LockWaiterCount() bravely accesses a shared memory data structure that is mutable with no locking at all. That might actually be safe for our purposes, but I think it would be better to take the partition lock in shared mode if it doesn't cost too much performance. If that's too expensive, then it should at least have a comment explaining (1) that it is doing this without the lock and (2) why that's safe (sketch: the LOCK can't go away because we hold it, and nRequested could change but we don't mind a stale value, and a 32-bit read won't be torn).
With LWLock also performance are equally good so added the lock.
A few of the other functions in here also lack comments, and perhaps should have them.

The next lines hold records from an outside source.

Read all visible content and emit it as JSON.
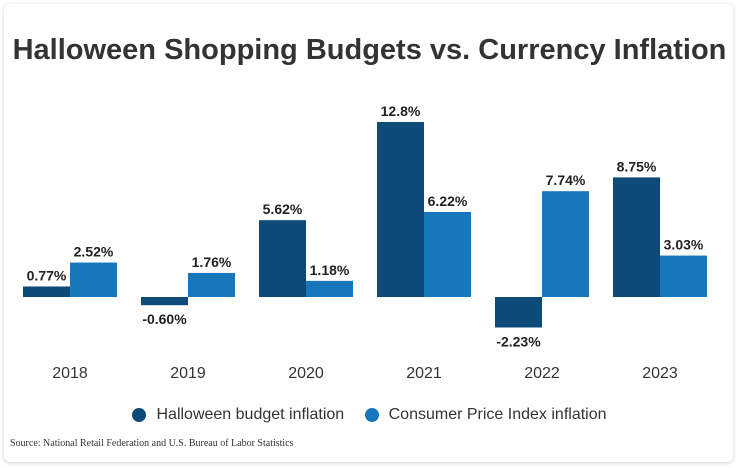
{
  "chart_data": {
    "type": "bar",
    "title": "Halloween Shopping Budgets vs. Currency Inflation",
    "categories": [
      "2018",
      "2019",
      "2020",
      "2021",
      "2022",
      "2023"
    ],
    "series": [
      {
        "name": "Halloween budget inflation",
        "color": "#0d4a78",
        "values": [
          0.77,
          -0.6,
          5.62,
          12.8,
          -2.23,
          8.75
        ],
        "labels": [
          "0.77%",
          "-0.60%",
          "5.62%",
          "12.8%",
          "-2.23%",
          "8.75%"
        ]
      },
      {
        "name": "Consumer Price Index inflation",
        "color": "#1876bd",
        "values": [
          2.52,
          1.76,
          1.18,
          6.22,
          7.74,
          3.03
        ],
        "labels": [
          "2.52%",
          "1.76%",
          "1.18%",
          "6.22%",
          "7.74%",
          "3.03%"
        ]
      }
    ],
    "ylim": [
      -2.23,
      12.8
    ],
    "grid": false,
    "legend_position": "bottom",
    "source": "Source: National Retail Federation and U.S. Bureau of Labor Statistics"
  }
}
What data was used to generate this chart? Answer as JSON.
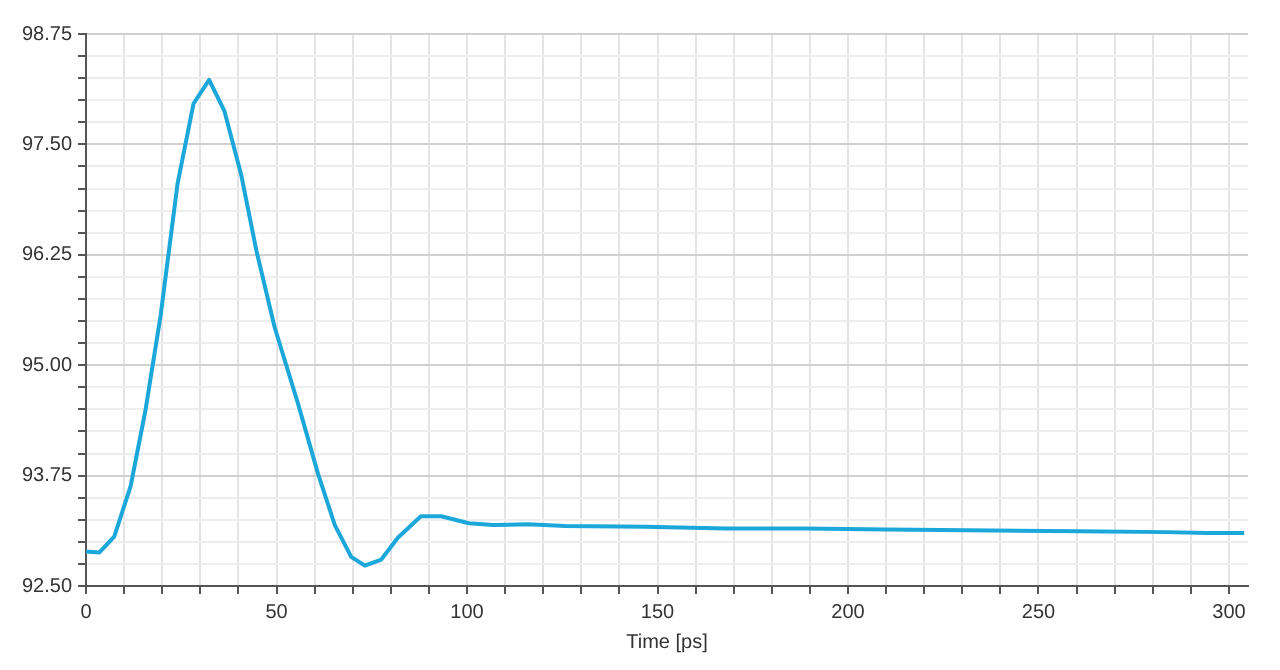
{
  "chart_data": {
    "type": "line",
    "xlabel": "Time [ps]",
    "xlim": [
      0,
      305
    ],
    "xticks": [
      0,
      {
        "value": 10,
        "label": null
      },
      {
        "value": 20,
        "label": null
      },
      {
        "value": 30,
        "label": null
      },
      {
        "value": 40,
        "label": null
      },
      50,
      {
        "value": 60,
        "label": null
      },
      {
        "value": 70,
        "label": null
      },
      {
        "value": 80,
        "label": null
      },
      {
        "value": 90,
        "label": null
      },
      100,
      {
        "value": 110,
        "label": null
      },
      {
        "value": 120,
        "label": null
      },
      {
        "value": 130,
        "label": null
      },
      {
        "value": 140,
        "label": null
      },
      150,
      {
        "value": 160,
        "label": null
      },
      {
        "value": 170,
        "label": null
      },
      {
        "value": 180,
        "label": null
      },
      {
        "value": 190,
        "label": null
      },
      200,
      {
        "value": 210,
        "label": null
      },
      {
        "value": 220,
        "label": null
      },
      {
        "value": 230,
        "label": null
      },
      {
        "value": 240,
        "label": null
      },
      250,
      {
        "value": 260,
        "label": null
      },
      {
        "value": 270,
        "label": null
      },
      {
        "value": 280,
        "label": null
      },
      {
        "value": 290,
        "label": null
      },
      300
    ],
    "ylim": [
      92.5,
      98.75
    ],
    "yticks": [
      {
        "value": 92.5,
        "label": "92.50"
      },
      {
        "value": 92.75,
        "label": null
      },
      {
        "value": 93,
        "label": null
      },
      {
        "value": 93.25,
        "label": null
      },
      {
        "value": 93.5,
        "label": null
      },
      {
        "value": 93.75,
        "label": "93.75"
      },
      {
        "value": 94,
        "label": null
      },
      {
        "value": 94.25,
        "label": null
      },
      {
        "value": 94.5,
        "label": null
      },
      {
        "value": 94.75,
        "label": null
      },
      {
        "value": 95,
        "label": "95.00"
      },
      {
        "value": 95.25,
        "label": null
      },
      {
        "value": 95.5,
        "label": null
      },
      {
        "value": 95.75,
        "label": null
      },
      {
        "value": 96,
        "label": null
      },
      {
        "value": 96.25,
        "label": "96.25"
      },
      {
        "value": 96.5,
        "label": null
      },
      {
        "value": 96.75,
        "label": null
      },
      {
        "value": 97,
        "label": null
      },
      {
        "value": 97.25,
        "label": null
      },
      {
        "value": 97.5,
        "label": "97.50"
      },
      {
        "value": 97.75,
        "label": null
      },
      {
        "value": 98,
        "label": null
      },
      {
        "value": 98.25,
        "label": null
      },
      {
        "value": 98.5,
        "label": null
      },
      {
        "value": 98.75,
        "label": "98.75"
      }
    ],
    "grid": true,
    "legend": false,
    "marker": "none",
    "line_style": "solid",
    "series": [
      {
        "color": "#1ba7d9",
        "x": [
          0,
          3.5,
          7.4,
          11.7,
          15.6,
          19.6,
          24,
          28.2,
          32.3,
          36.3,
          40.7,
          44.7,
          49.5,
          55.6,
          60.9,
          65.3,
          69.6,
          73.2,
          77.5,
          81.9,
          87.9,
          93.2,
          100.5,
          106.8,
          116,
          125.8,
          146.8,
          168,
          189,
          210,
          231,
          260.5,
          283.7,
          294.2,
          304
        ],
        "values": [
          92.89,
          92.88,
          93.06,
          93.63,
          94.49,
          95.57,
          97.05,
          97.96,
          98.23,
          97.88,
          97.16,
          96.3,
          95.43,
          94.57,
          93.77,
          93.19,
          92.83,
          92.73,
          92.8,
          93.05,
          93.29,
          93.29,
          93.21,
          93.19,
          93.2,
          93.18,
          93.17,
          93.15,
          93.15,
          93.14,
          93.13,
          93.12,
          93.11,
          93.1,
          93.1
        ]
      }
    ]
  }
}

The changes to RelationGetBufferForTuple need a visit from the refactoring police. Look at the way you are calling RelationAddOneBlock. The logic looks about like this:
if (needLock) { if (trylock relation for extension) RelationAddOneBlock(); else { lock relation for extension; if (use fsm) { complicated; } else RelationAddOneBlock(); } else RelationAddOneBlock();
So basically you want to do the RelationAddOneBlock() thing if !needLock || !use_fsm || can't trylock. See if you can rearrange the code so that there's only one fallthrough call to RelationAddOneBlock() instead of three separate ones.
Actually in every case we need one blocks, So I have re factored it and RelationAddOneBlock is now out of any condition.
Also, consider moving the code that adds multiple blocks at a time to its own function instead of including it all in line.